Commons : Kirche Pobethen  - Collection of pictures, videos and audio files
  • Pobethen Evangelical Church , images in the color slide archive on Central European wall and ceiling paintings, stucco decorations and room furnishings of the Central Institute for Art History

Individual evidence

  1. Walther Hubatsch : History of the Protestant Church in East Prussia , Vol. II: Images of East Prussian churches. Vandenhoeck & Ruprecht, Göttingen 1968, p. 36 (Figs. 57, 58).
  2. Patrick Plew: Die Kirchen im Samland (Pobethen) , accessed on March 3, 2017.
  3. Hans-Burkhard Sumowski: Now I was all alone in the world. Weltbild, Munich 2009, ISBN 978-3-8289-4717-7 , p. 191 f. and 201.
  4. Werner Renkewitz, Jan Janca, Hermann Fischer : History of the art of organ building in East and West Prussia.

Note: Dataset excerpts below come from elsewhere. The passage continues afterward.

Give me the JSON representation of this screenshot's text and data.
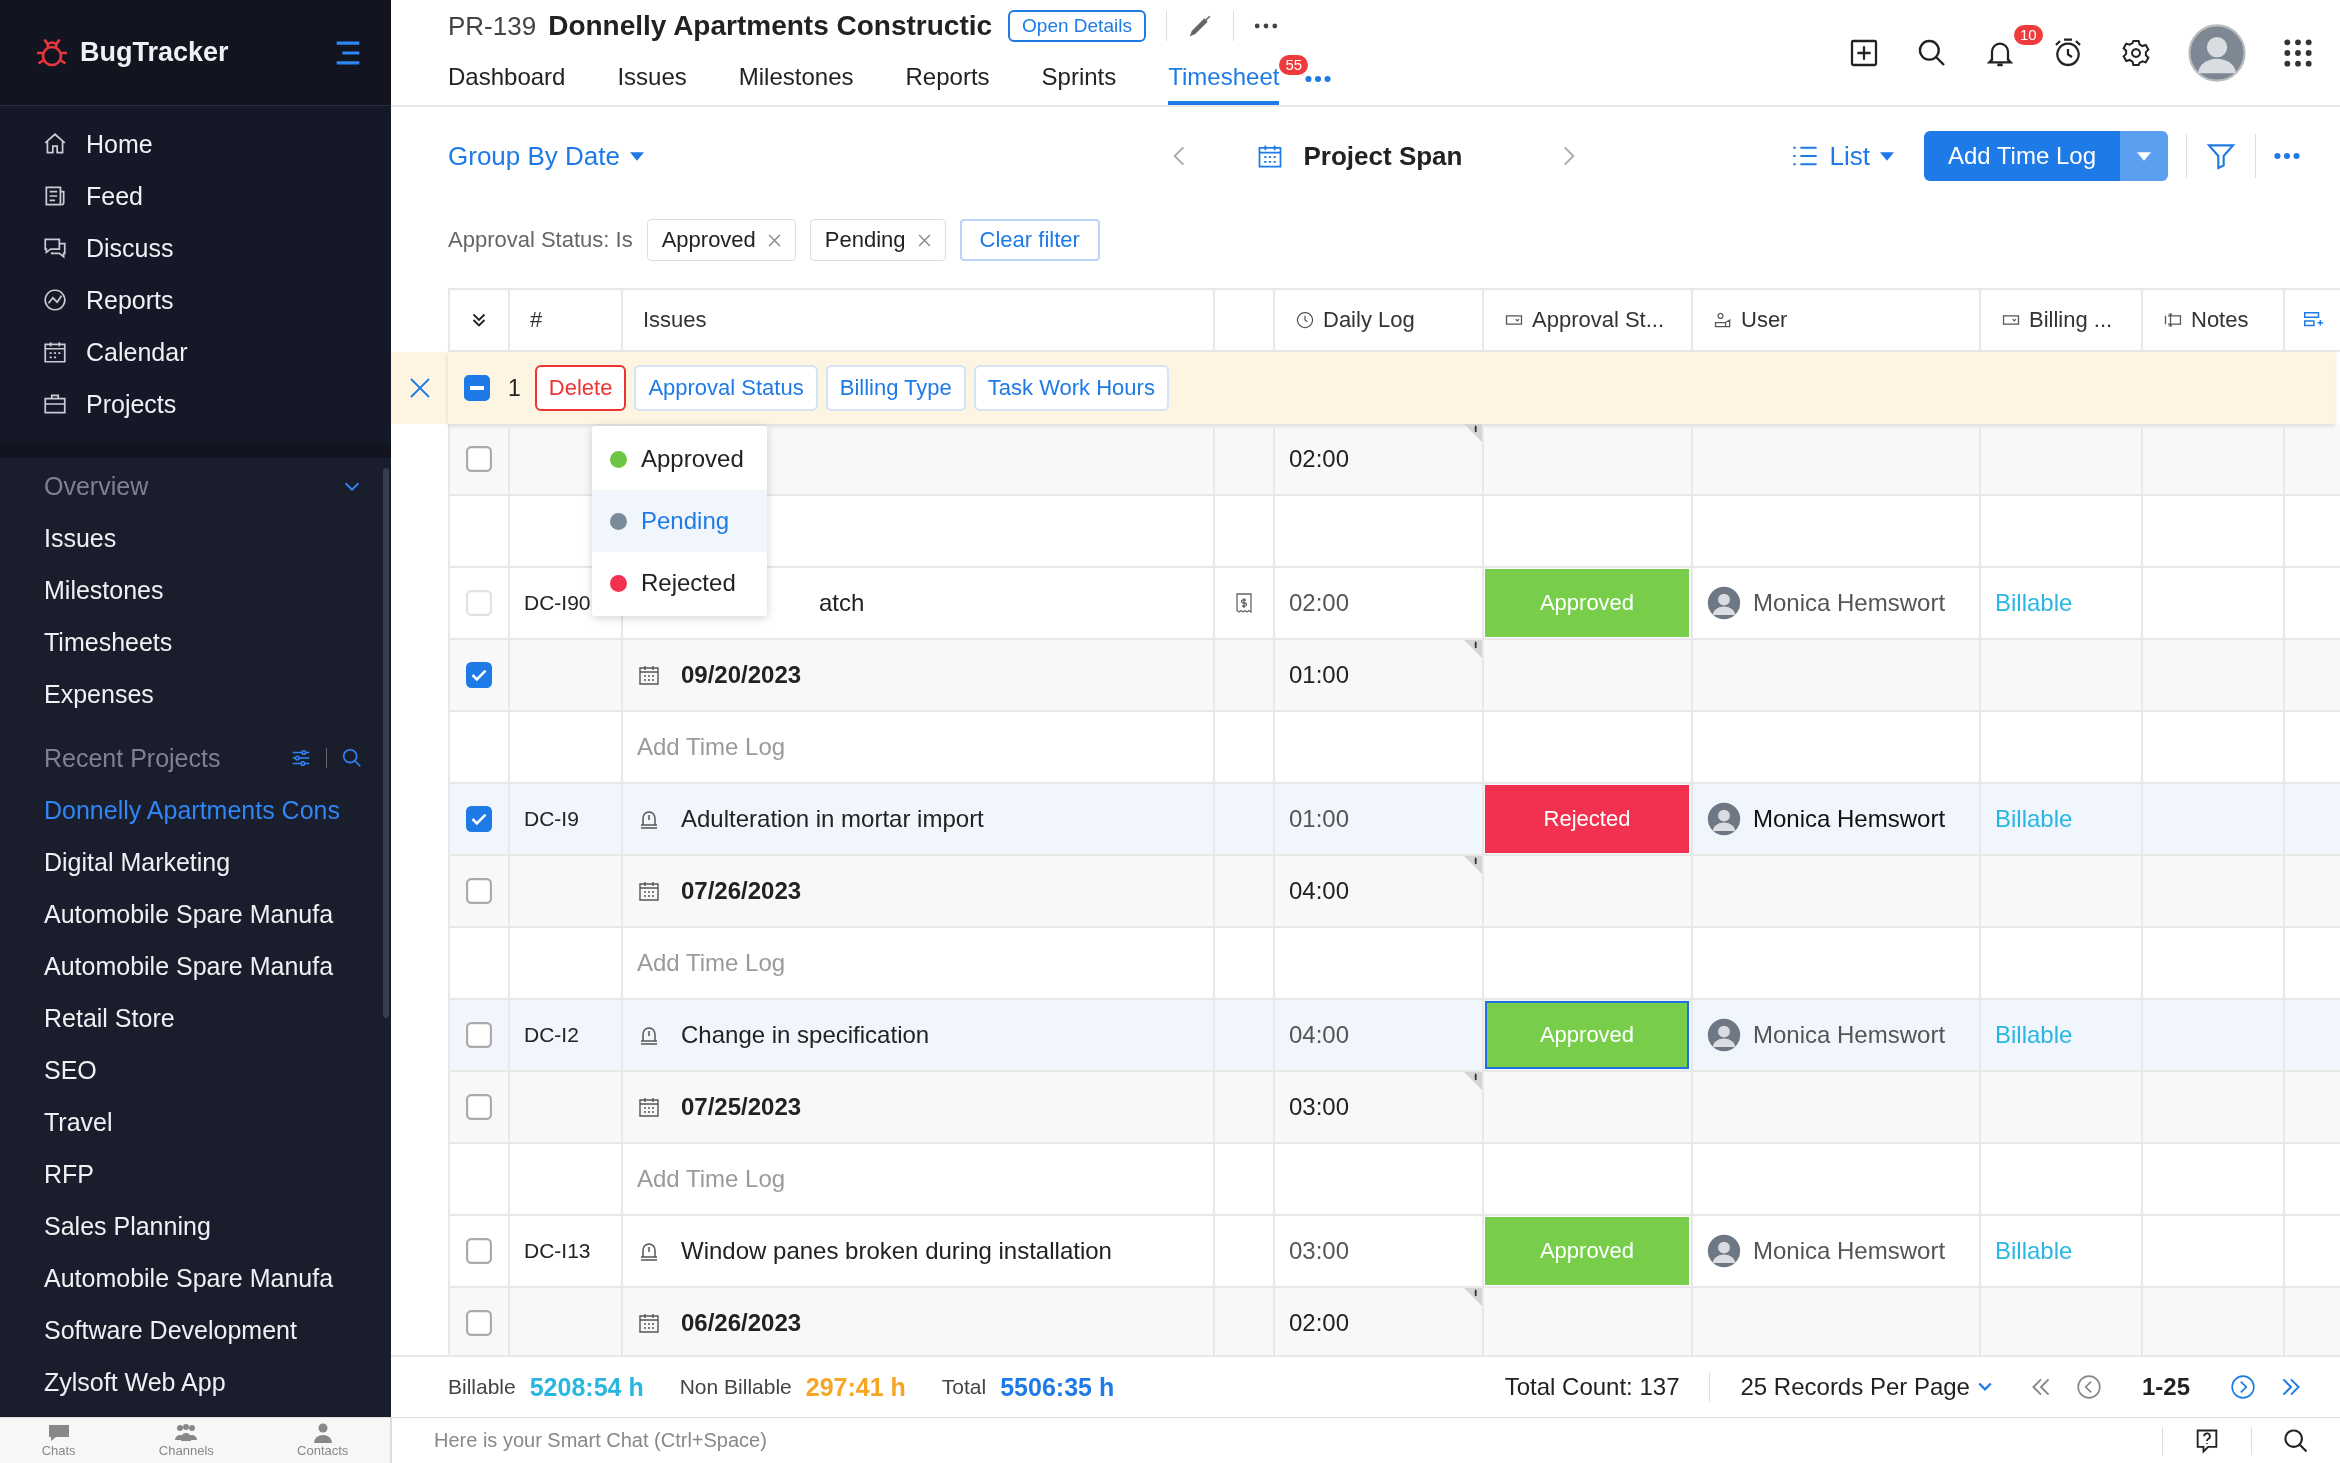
{
  "sidebar": {
    "brand": "BugTracker",
    "nav": [
      {
        "label": "Home"
      },
      {
        "label": "Feed"
      },
      {
        "label": "Discuss"
      },
      {
        "label": "Reports"
      },
      {
        "label": "Calendar"
      },
      {
        "label": "Projects"
      }
    ],
    "overview": {
      "title": "Overview",
      "expanded": true,
      "items": [
        {
          "label": "Issues"
        },
        {
          "label": "Milestones"
        },
        {
          "label": "Timesheets"
        },
        {
          "label": "Expenses"
        }
      ]
    },
    "recent": {
      "title": "Recent Projects",
      "projects": [
        {
          "label": "Donnelly Apartments Cons",
          "selected": true
        },
        {
          "label": "Digital Marketing",
          "selected": false
        },
        {
          "label": "Automobile Spare Manufa",
          "selected": false
        },
        {
          "label": "Automobile Spare Manufa",
          "selected": false
        },
        {
          "label": "Retail Store",
          "selected": false
        },
        {
          "label": "SEO",
          "selected": false
        },
        {
          "label": "Travel",
          "selected": false
        },
        {
          "label": "RFP",
          "selected": false
        },
        {
          "label": "Sales Planning",
          "selected": false
        },
        {
          "label": "Automobile Spare Manufa",
          "selected": false
        },
        {
          "label": "Software Development",
          "selected": false
        },
        {
          "label": "Zylsoft Web App",
          "selected": false
        }
      ]
    }
  },
  "header": {
    "code": "PR-139",
    "title": "Donnelly Apartments Constructic",
    "open_details": "Open Details",
    "tabs": [
      {
        "label": "Dashboard",
        "selected": false
      },
      {
        "label": "Issues",
        "selected": false
      },
      {
        "label": "Milestones",
        "selected": false
      },
      {
        "label": "Reports",
        "selected": false
      },
      {
        "label": "Sprints",
        "selected": false
      },
      {
        "label": "Timesheet",
        "selected": true,
        "badge": "55"
      }
    ],
    "notifications": "10"
  },
  "toolbar": {
    "group_by": "Group By Date",
    "period": "Project Span",
    "view": "List",
    "add": "Add Time Log"
  },
  "filter": {
    "label": "Approval Status: Is",
    "chips": [
      "Approved",
      "Pending"
    ],
    "clear": "Clear filter"
  },
  "table": {
    "columns": [
      {
        "label": "#",
        "kind": "plain"
      },
      {
        "label": "Issues",
        "kind": "plain"
      },
      {
        "label": "Daily Log",
        "kind": "time"
      },
      {
        "label": "Approval St...",
        "kind": "picklist"
      },
      {
        "label": "User",
        "kind": "user"
      },
      {
        "label": "Billing ...",
        "kind": "picklist"
      },
      {
        "label": "Notes",
        "kind": "text"
      }
    ],
    "selection": {
      "checked": false,
      "indeterminate": true,
      "count": "1",
      "actions": [
        {
          "label": "Delete",
          "kind": "danger"
        },
        {
          "label": "Approval Status",
          "kind": "normal"
        },
        {
          "label": "Billing Type",
          "kind": "normal"
        },
        {
          "label": "Task Work Hours",
          "kind": "normal"
        }
      ]
    },
    "rows": [
      {
        "kind": "date",
        "checked": false,
        "disabled": false,
        "daily_log": "02:00"
      },
      {
        "kind": "add"
      },
      {
        "kind": "issue",
        "checked": false,
        "disabled": true,
        "highlighted": false,
        "id": "DC-I90",
        "title": "atch",
        "obscured": true,
        "receipt": true,
        "daily_log": "02:00",
        "approval": {
          "label": "Approved",
          "color": "#78cd4a",
          "focused": false
        },
        "user": "Monica Hemswort",
        "billing": "Billable"
      },
      {
        "kind": "date",
        "checked": true,
        "disabled": false,
        "date": "09/20/2023",
        "daily_log": "01:00"
      },
      {
        "kind": "add",
        "label": "Add Time Log"
      },
      {
        "kind": "issue",
        "checked": true,
        "disabled": false,
        "highlighted": true,
        "id": "DC-I9",
        "title": "Adulteration in mortar import",
        "obscured": false,
        "receipt": false,
        "daily_log": "01:00",
        "approval": {
          "label": "Rejected",
          "color": "#f2304f",
          "focused": false
        },
        "user": "Monica Hemswort",
        "billing": "Billable"
      },
      {
        "kind": "date",
        "checked": false,
        "disabled": false,
        "date": "07/26/2023",
        "daily_log": "04:00"
      },
      {
        "kind": "add",
        "label": "Add Time Log"
      },
      {
        "kind": "issue",
        "checked": false,
        "disabled": false,
        "highlighted": true,
        "id": "DC-I2",
        "title": "Change in specification",
        "obscured": false,
        "receipt": false,
        "daily_log": "04:00",
        "approval": {
          "label": "Approved",
          "color": "#78cd4a",
          "focused": true
        },
        "user": "Monica Hemswort",
        "billing": "Billable"
      },
      {
        "kind": "date",
        "checked": false,
        "disabled": false,
        "date": "07/25/2023",
        "daily_log": "03:00"
      },
      {
        "kind": "add",
        "label": "Add Time Log"
      },
      {
        "kind": "issue",
        "checked": false,
        "disabled": false,
        "highlighted": false,
        "id": "DC-I13",
        "title": "Window panes broken during installation",
        "obscured": false,
        "receipt": false,
        "daily_log": "03:00",
        "approval": {
          "label": "Approved",
          "color": "#78cd4a",
          "focused": false
        },
        "user": "Monica Hemswort",
        "billing": "Billable"
      },
      {
        "kind": "date",
        "checked": false,
        "disabled": false,
        "date": "06/26/2023",
        "daily_log": "02:00"
      }
    ]
  },
  "status_menu": {
    "options": [
      {
        "label": "Approved",
        "color": "#6cc644",
        "selected": false
      },
      {
        "label": "Pending",
        "color": "#7a8c99",
        "selected": true
      },
      {
        "label": "Rejected",
        "color": "#f2304f",
        "selected": false
      }
    ]
  },
  "footer": {
    "totals": [
      {
        "label": "Billable",
        "value": "5208:54 h",
        "color": "#29b6e0"
      },
      {
        "label": "Non Billable",
        "value": "297:41 h",
        "color": "#f5a623"
      },
      {
        "label": "Total",
        "value": "5506:35 h",
        "color": "#1e7ae6"
      }
    ],
    "count": "Total Count: 137",
    "per_page": "25 Records Per Page",
    "range": "1-25"
  },
  "bottom_bar": {
    "apps": [
      "Chats",
      "Channels",
      "Contacts"
    ],
    "chat_placeholder": "Here is your Smart Chat (Ctrl+Space)"
  }
}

Volume II, 1: Mosengel, Caspari, Casparini . Pape Verlag, Berlin 2008, ISBN 978-3-921140-80-2 , pp. 121-124. Other sources date the organ altogether to 1726 or 1680. Renkewitz, who worked on the organ himself in 1933/1934, however, dates the main work to 1697.
  5. Music and Church . Born in 1936, issue 2, p. 92 f.
  6. Evangelical Lutheran Provosty Kaliningrad ( Memento of the original dated August 29, 2011 in the Internet Archive ) Info: The archive link was inserted automatically and has not yet been checked. Please check the original and archive link according to the instructions and then remove this notice. @1@ 2Template: Webachiv / IABot / www.propstei-kaliningrad.info
  7. Walther Hubatsch: History of the Protestant Church in East Prussia. Volume III: Documents. Vandenhoeck & Ruprecht, Göttingen 1968, p. 454.
  8. Daniel Heinrich Arnoldt : Brief messages from all preachers who have been confessed to the Lutheran churches in East Prussia since the Reformation . Königsberg 1777, pp. 28-30 .
  9. Friedwald Moeller: Old Prussian Protestant Pastor's Book from the Reformation to the Expulsion in 1945. Association for Family Research in East and West Europe eV, Hamburg 1968, p. 112.